Years after his brother won an event at the National Western Stock Show rodeo, Tim did the same thing. He retired from competition in 2004.

“It just got too hard to travel,” he said. “My idea of rodeoing always has been to combine the training and selling of horses, and the competition was a way to promote our horses. Now the girls are busy enough. We still have our old friends from rodeos, and it’s fun to go now because our friends’ kids and our kids are all rodeoing together now, too.”

Appreciating athleticism

Hayden also plays basketball, and gave softball a shot as well. “But I was just too busy,” she said.

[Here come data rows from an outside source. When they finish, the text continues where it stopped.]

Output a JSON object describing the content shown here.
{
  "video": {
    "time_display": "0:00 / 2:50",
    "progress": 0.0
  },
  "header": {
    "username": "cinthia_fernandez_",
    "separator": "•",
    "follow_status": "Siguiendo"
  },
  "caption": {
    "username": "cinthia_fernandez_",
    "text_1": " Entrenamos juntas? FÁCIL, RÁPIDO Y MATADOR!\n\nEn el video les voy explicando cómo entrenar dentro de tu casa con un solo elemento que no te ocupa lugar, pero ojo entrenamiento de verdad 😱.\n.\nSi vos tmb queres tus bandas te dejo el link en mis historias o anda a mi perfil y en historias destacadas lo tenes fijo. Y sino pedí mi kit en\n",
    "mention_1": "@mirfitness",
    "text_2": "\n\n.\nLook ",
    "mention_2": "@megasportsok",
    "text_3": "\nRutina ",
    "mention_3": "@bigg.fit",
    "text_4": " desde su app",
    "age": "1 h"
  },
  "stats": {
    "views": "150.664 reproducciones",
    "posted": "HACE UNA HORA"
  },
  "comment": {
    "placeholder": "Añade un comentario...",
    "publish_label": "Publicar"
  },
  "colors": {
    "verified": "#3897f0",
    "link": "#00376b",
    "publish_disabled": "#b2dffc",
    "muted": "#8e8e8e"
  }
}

There isn’t much doubt which of her sports she believes involves more athletic skill. Yes, that’s rodeo.

“You have to be in pretty good shape,” she said. “When you’re getting off the horse in the goat-tying, you can dislocate your knee or do something else. If you’re not in shape, you can really get hurt.”

She hopes to parlay her rodeo skills into a college career at Texas A&M, where she could study equine science. He goals from there are to rodeo professionally and open a horse hydrotherapy clinic.

Hayden’s and Paxton’s sister Quincy is 10, and she was second in the All-Around Cowgirl category in the Little Wranglers international event for 5- to 8-year-olds in 2006. Son Holden, 2, is likely to be involved soon.

“We like to think of all this as a preparation for life’s circumstances, using rodeo as a tool,” Tim said. “It prepares them for the high points and the low points. Every time you make a run, or every calf that you take, one day it’s diamonds and the next day it’s coal. Using rodeo, they learn on a daily or weekly basis, and you’re prepared when things don’t quite work out right in whatever avenues of life they decide to go down — rodeo, agriculture, or business.”